- Ohtonen in 2026.
- Born: 25 August 1989 (age 37) Oulu, Finland
- Occupation: Actor
- Years active: 2015–present
- Notable work: All the Sins, The Last Kingdom, To Cook a Bear, Vikings: Valhalla

= Jaakko Ohtonen =

Finnish actor (born 1989)

Jaakko Ohtonen (/fi/, born 25 August 1989) is a Finnish actor and voiceover artist. He has been cast in the role of Jesus Christ (replacing Jim Caviezel) in Mel Gibson's The Resurrection of the Christ: Part One (2027) and Part Two (2028).

==Career==
Ohtonen studied film acting at Voionmaa College in Tampere during years 2008–2009. After that, he studied at the Department of Acting at the University of Tampere and graduated with a master's degree in Theatre Arts in 2015. After graduating, he has worked as a freelance actor. Ohtonen started working at the group theatre Meriteatteri in 2015. Ohtonen has also acted at the Tampere Theatre and the group theatre Siperia.

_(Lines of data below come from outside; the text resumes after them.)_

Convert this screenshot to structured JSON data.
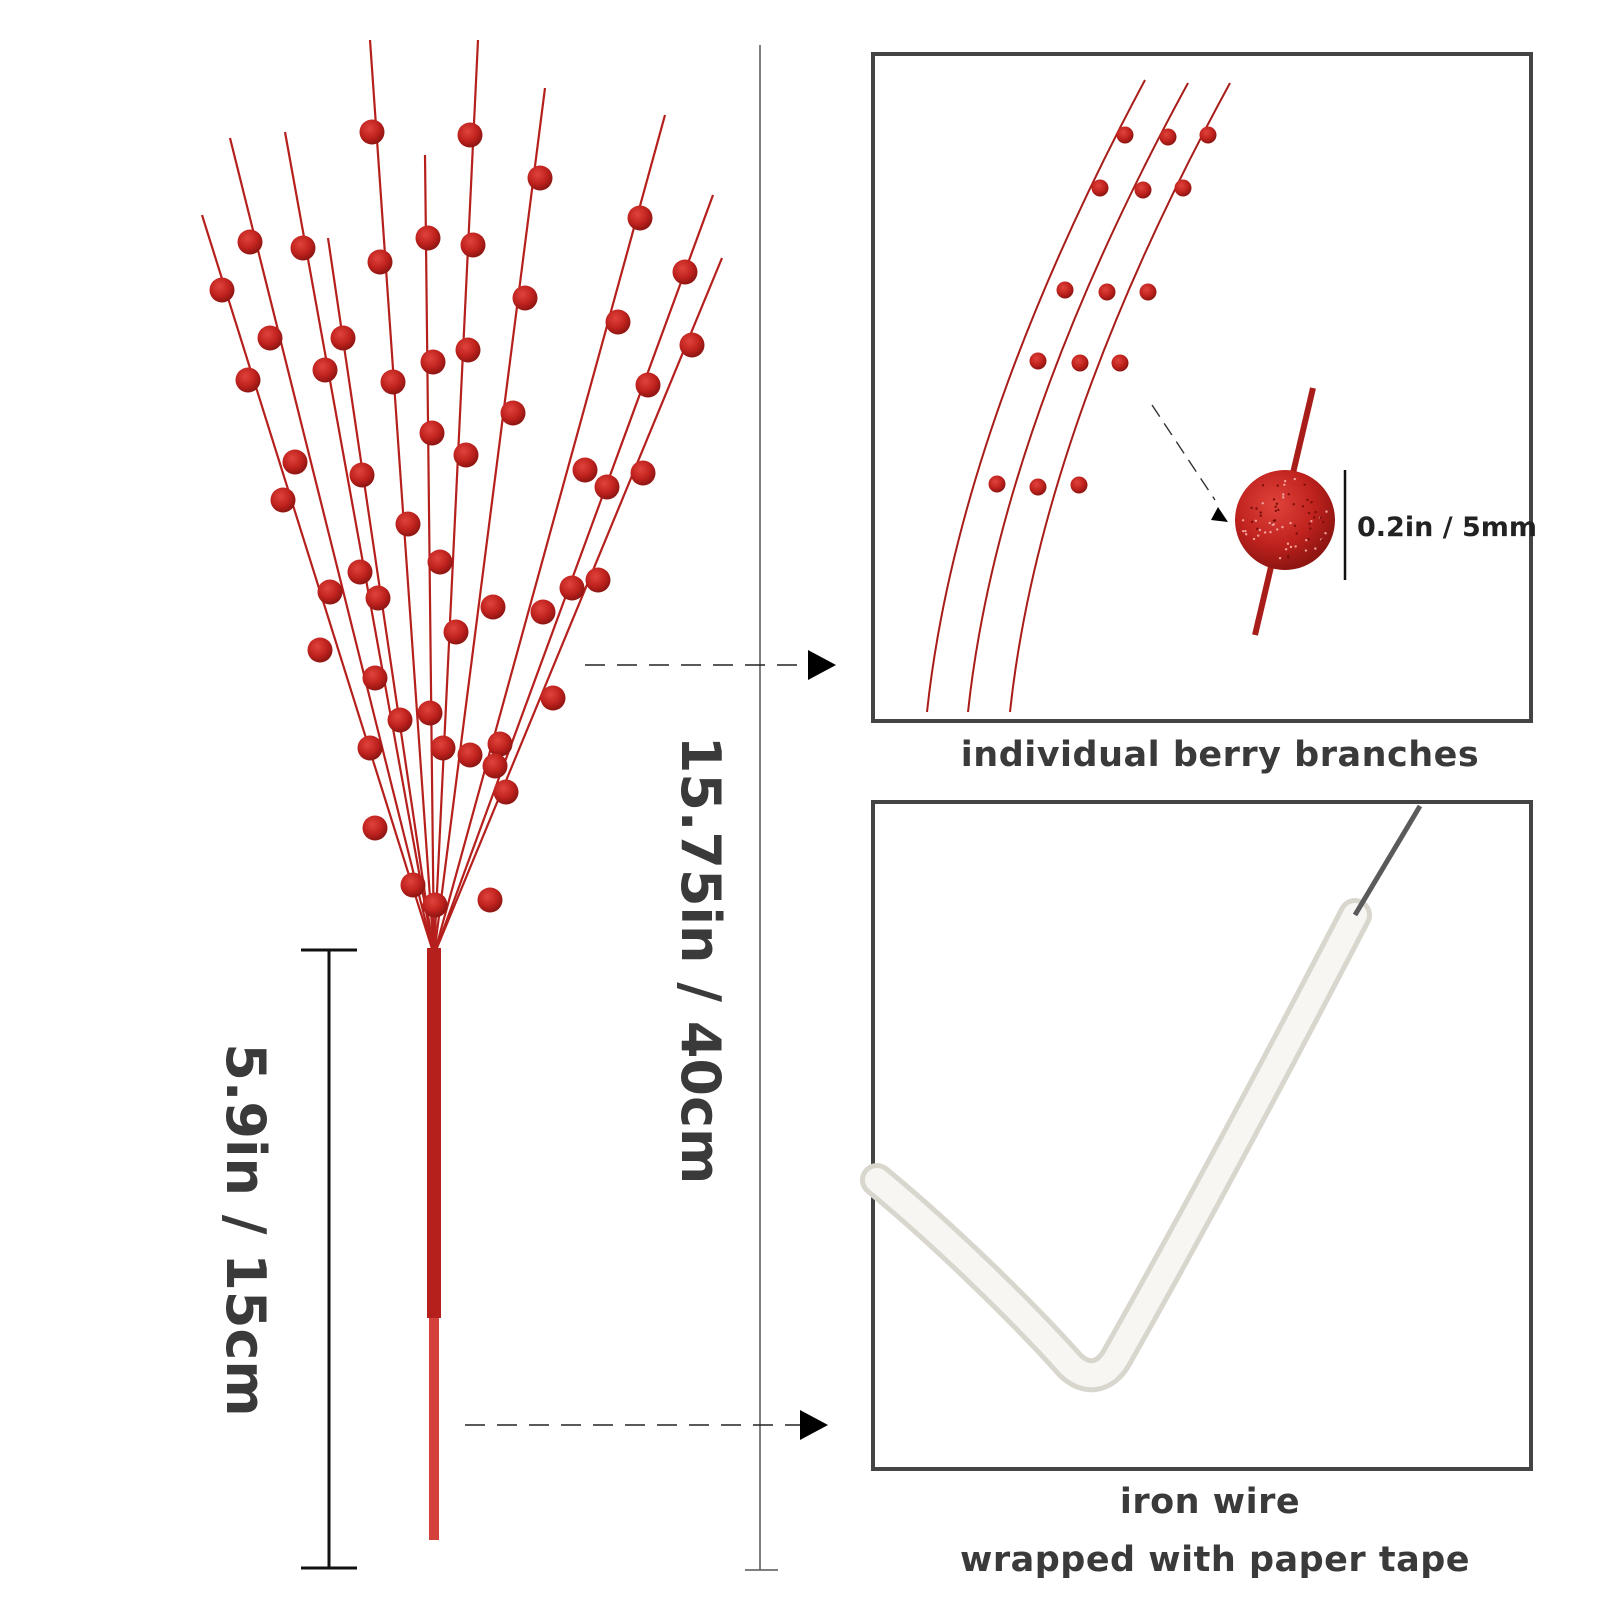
{
  "measurements": {
    "full_length": "15.75in / 40cm",
    "stem_length": "5.9in / 15cm",
    "berry_size": "0.2in / 5mm"
  },
  "captions": {
    "detail_top": "individual berry branches",
    "detail_bottom_line1": "iron wire",
    "detail_bottom_line2": "wrapped with paper tape"
  },
  "colors": {
    "berry": "#c0221e",
    "stem": "#b51f1c",
    "frame": "#444444",
    "wire_tape": "#f3f2ee"
  }
}
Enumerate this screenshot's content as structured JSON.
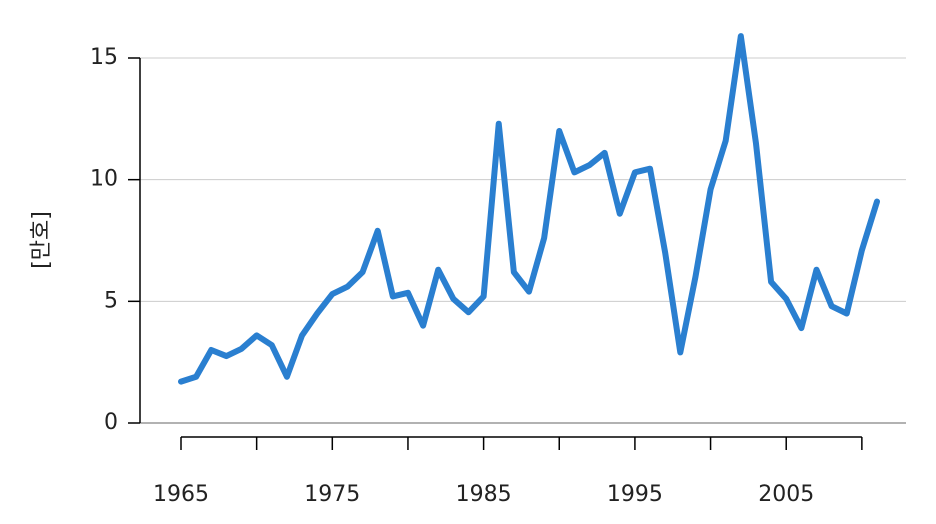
{
  "chart_data": {
    "type": "line",
    "ylabel": "[만호]",
    "x": [
      1965,
      1966,
      1967,
      1968,
      1969,
      1970,
      1971,
      1972,
      1973,
      1974,
      1975,
      1976,
      1977,
      1978,
      1979,
      1980,
      1981,
      1982,
      1983,
      1984,
      1985,
      1986,
      1987,
      1988,
      1989,
      1990,
      1991,
      1992,
      1993,
      1994,
      1995,
      1996,
      1997,
      1998,
      1999,
      2000,
      2001,
      2002,
      2003,
      2004,
      2005,
      2006,
      2007,
      2008,
      2009,
      2010,
      2011
    ],
    "series": [
      {
        "color": "#2a7fd0",
        "values": [
          1.7,
          1.9,
          3.0,
          2.75,
          3.05,
          3.6,
          3.2,
          1.9,
          3.6,
          4.5,
          5.3,
          5.6,
          6.2,
          7.9,
          5.2,
          5.35,
          4.0,
          6.3,
          5.1,
          4.55,
          5.2,
          12.3,
          6.2,
          5.4,
          7.6,
          12.0,
          10.3,
          10.6,
          11.1,
          8.6,
          10.3,
          10.45,
          7.0,
          2.9,
          6.0,
          9.6,
          11.6,
          15.9,
          11.5,
          5.8,
          5.1,
          3.9,
          6.3,
          4.8,
          4.5,
          7.1,
          9.1
        ]
      }
    ],
    "xlim": [
      1965,
      2011
    ],
    "xticks": [
      1965,
      1975,
      1985,
      1995,
      2005
    ],
    "xminorticks": [
      1970,
      1980,
      1990,
      2000,
      2010
    ],
    "ylim": [
      0,
      15
    ],
    "yticks": [
      0,
      5,
      10,
      15
    ],
    "grid": true
  }
}
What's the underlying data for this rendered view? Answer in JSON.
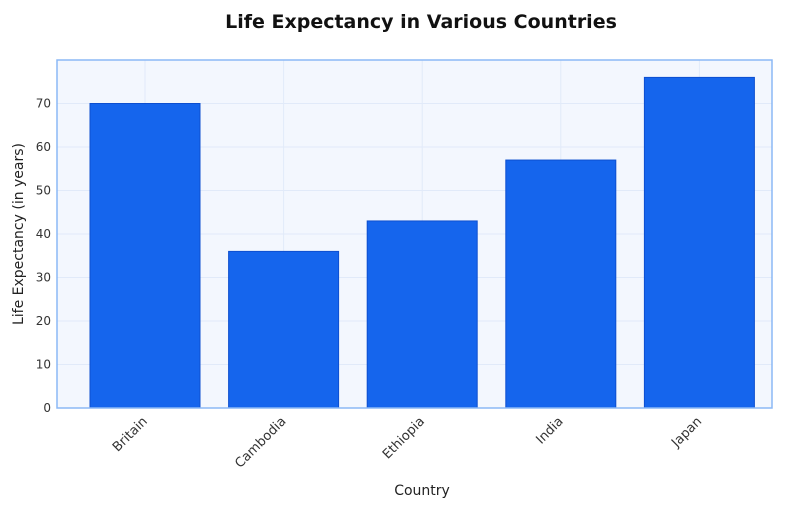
{
  "chart_data": {
    "type": "bar",
    "title": "Life Expectancy in Various Countries",
    "xlabel": "Country",
    "ylabel": "Life Expectancy (in years)",
    "categories": [
      "Britain",
      "Cambodia",
      "Ethiopia",
      "India",
      "Japan"
    ],
    "values": [
      70,
      36,
      43,
      57,
      76
    ],
    "ylim": [
      0,
      80
    ],
    "yticks": [
      0,
      10,
      20,
      30,
      40,
      50,
      60,
      70
    ],
    "grid": true,
    "colors": {
      "bar": "#1565ED",
      "bar_edge": "#0D4FD0",
      "plot_bg": "#F3F7FE",
      "plot_border": "#8BB8F5",
      "grid": "#E1EAF9"
    }
  }
}
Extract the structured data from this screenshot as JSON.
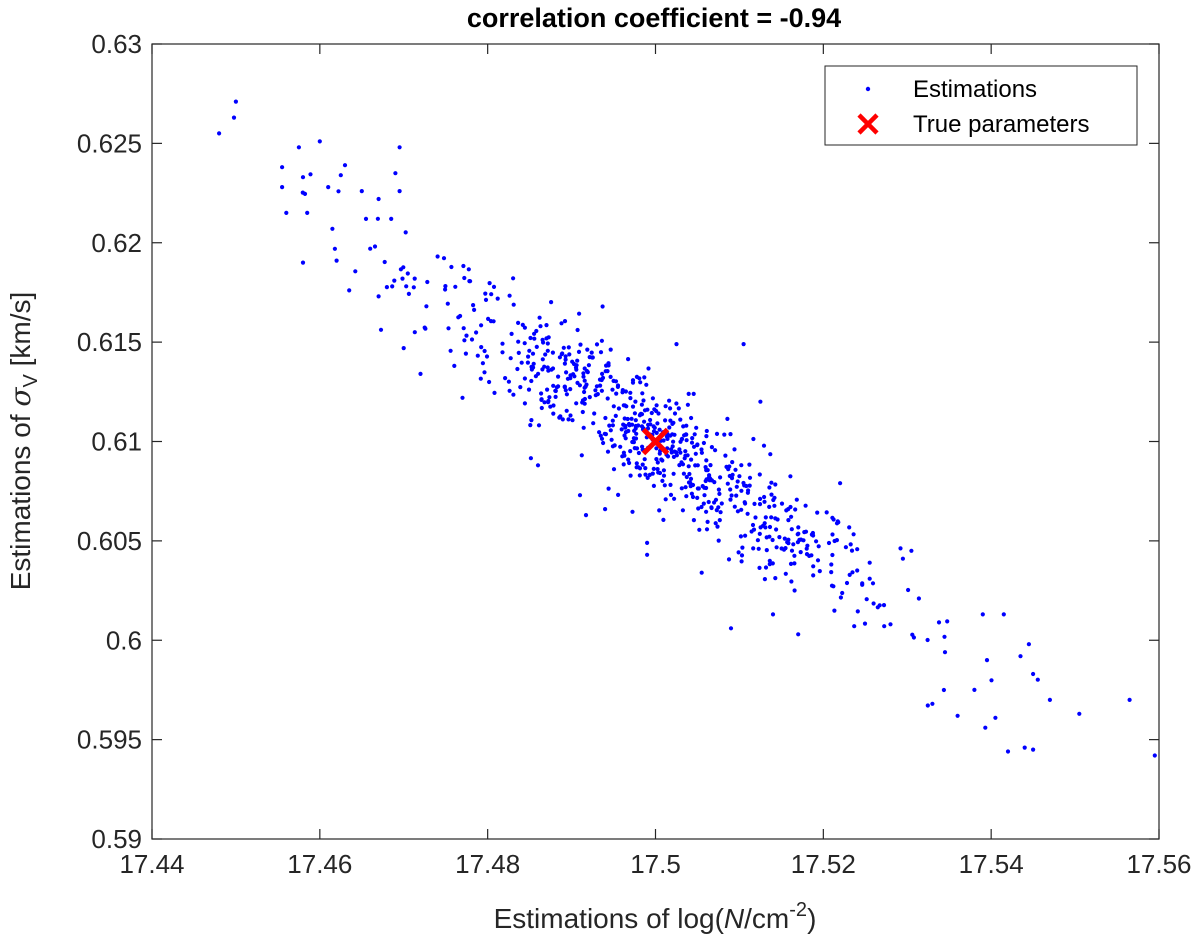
{
  "chart_data": {
    "type": "scatter",
    "title": "correlation coefficient = -0.94",
    "xlabel": {
      "prefix": "Estimations of log(",
      "var": "N",
      "unit": "/cm",
      "exponent": "-2",
      "suffix": ")"
    },
    "ylabel": {
      "prefix": "Estimations of ",
      "var": "σ",
      "subscript": "V",
      "suffix": " [km/s]"
    },
    "xlim": [
      17.44,
      17.56
    ],
    "ylim": [
      0.59,
      0.63
    ],
    "xticks": [
      17.44,
      17.46,
      17.48,
      17.5,
      17.52,
      17.54,
      17.56
    ],
    "xtick_labels": [
      "17.44",
      "17.46",
      "17.48",
      "17.5",
      "17.52",
      "17.54",
      "17.56"
    ],
    "yticks": [
      0.59,
      0.595,
      0.6,
      0.605,
      0.61,
      0.615,
      0.62,
      0.625,
      0.63
    ],
    "ytick_labels": [
      "0.59",
      "0.595",
      "0.6",
      "0.605",
      "0.61",
      "0.615",
      "0.62",
      "0.625",
      "0.63"
    ],
    "grid": false,
    "legend": {
      "position": "top-right",
      "entries": [
        "Estimations",
        "True parameters"
      ]
    },
    "series": [
      {
        "name": "Estimations",
        "color": "#0000ff",
        "marker": "dot",
        "n_points": 800,
        "center": [
          17.5,
          0.61
        ],
        "correlation": -0.94,
        "std": [
          0.0185,
          0.0057
        ],
        "points": [
          [
            17.448,
            0.6255
          ],
          [
            17.45,
            0.6271
          ],
          [
            17.4555,
            0.6238
          ],
          [
            17.4555,
            0.6228
          ],
          [
            17.456,
            0.6215
          ],
          [
            17.4575,
            0.6248
          ],
          [
            17.458,
            0.619
          ],
          [
            17.458,
            0.6233
          ],
          [
            17.4585,
            0.6215
          ],
          [
            17.46,
            0.6251
          ],
          [
            17.461,
            0.6228
          ],
          [
            17.4615,
            0.6207
          ],
          [
            17.462,
            0.6191
          ],
          [
            17.4625,
            0.6234
          ],
          [
            17.463,
            0.6239
          ],
          [
            17.4635,
            0.6176
          ],
          [
            17.465,
            0.6226
          ],
          [
            17.4655,
            0.6212
          ],
          [
            17.466,
            0.6197
          ],
          [
            17.467,
            0.6173
          ],
          [
            17.467,
            0.6222
          ],
          [
            17.4685,
            0.6212
          ],
          [
            17.469,
            0.6235
          ],
          [
            17.4695,
            0.6248
          ],
          [
            17.4695,
            0.6226
          ],
          [
            17.47,
            0.6147
          ],
          [
            17.472,
            0.6134
          ],
          [
            17.477,
            0.6122
          ],
          [
            17.486,
            0.6088
          ],
          [
            17.491,
            0.6073
          ],
          [
            17.494,
            0.6066
          ],
          [
            17.499,
            0.6043
          ],
          [
            17.499,
            0.6049
          ],
          [
            17.5025,
            0.6149
          ],
          [
            17.5055,
            0.6034
          ],
          [
            17.509,
            0.6006
          ],
          [
            17.5105,
            0.6149
          ],
          [
            17.5125,
            0.612
          ],
          [
            17.514,
            0.6013
          ],
          [
            17.517,
            0.6003
          ],
          [
            17.522,
            0.6079
          ],
          [
            17.528,
            0.6008
          ],
          [
            17.5305,
            0.6045
          ],
          [
            17.533,
            0.5968
          ],
          [
            17.5345,
            0.5994
          ],
          [
            17.536,
            0.5962
          ],
          [
            17.538,
            0.5975
          ],
          [
            17.539,
            0.6013
          ],
          [
            17.5395,
            0.599
          ],
          [
            17.5405,
            0.5961
          ],
          [
            17.5415,
            0.6013
          ],
          [
            17.542,
            0.5944
          ],
          [
            17.5435,
            0.5992
          ],
          [
            17.544,
            0.5946
          ],
          [
            17.5445,
            0.5998
          ],
          [
            17.545,
            0.5945
          ],
          [
            17.545,
            0.5983
          ],
          [
            17.547,
            0.597
          ],
          [
            17.5505,
            0.5963
          ],
          [
            17.5565,
            0.597
          ],
          [
            17.5595,
            0.5942
          ]
        ]
      },
      {
        "name": "True parameters",
        "color": "#ff0000",
        "marker": "x",
        "points": [
          [
            17.5,
            0.61
          ]
        ]
      }
    ]
  }
}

Ohtonen's acting television roles include Sunnuntailounas in 2018. The following year, he appeared in first season of the Finnish crime drama series All the Sins and provided the voice of the Finnish version of Big Brother reality television show. In 2020 he portrayed Jere in the Finnish television series Hotel Swan Helsinki. He also appeared in the medical series Syke.

In 2022, Ohtonen appeared again in the third season of Finnish crime drama series All the Sins. Ohtonen portrayed Wolland in the final series of the historical television drama The Last Kingdom for Netflix. He also appeared in the historical epic series Vikings: Valhalla.

In 2025 he could be seen in the Swedish Disney+ original historical drama series To Cook a Bear. That year, he was cast as Jesus Christ (replacing Jim Caviezel) in the Mel Gibson films The Resurrection of the Christ: Part One and Part Two, the sequels to the 2004 film The Passion of the Christ, and commenced filming in the role in October 2025 in Italy.

==Personal life==
Ohtonen married the Finnish television presenter Alma Hätönen in July 2024. He had proposed to her in Lapland whilst on holiday, eight years into their relationship.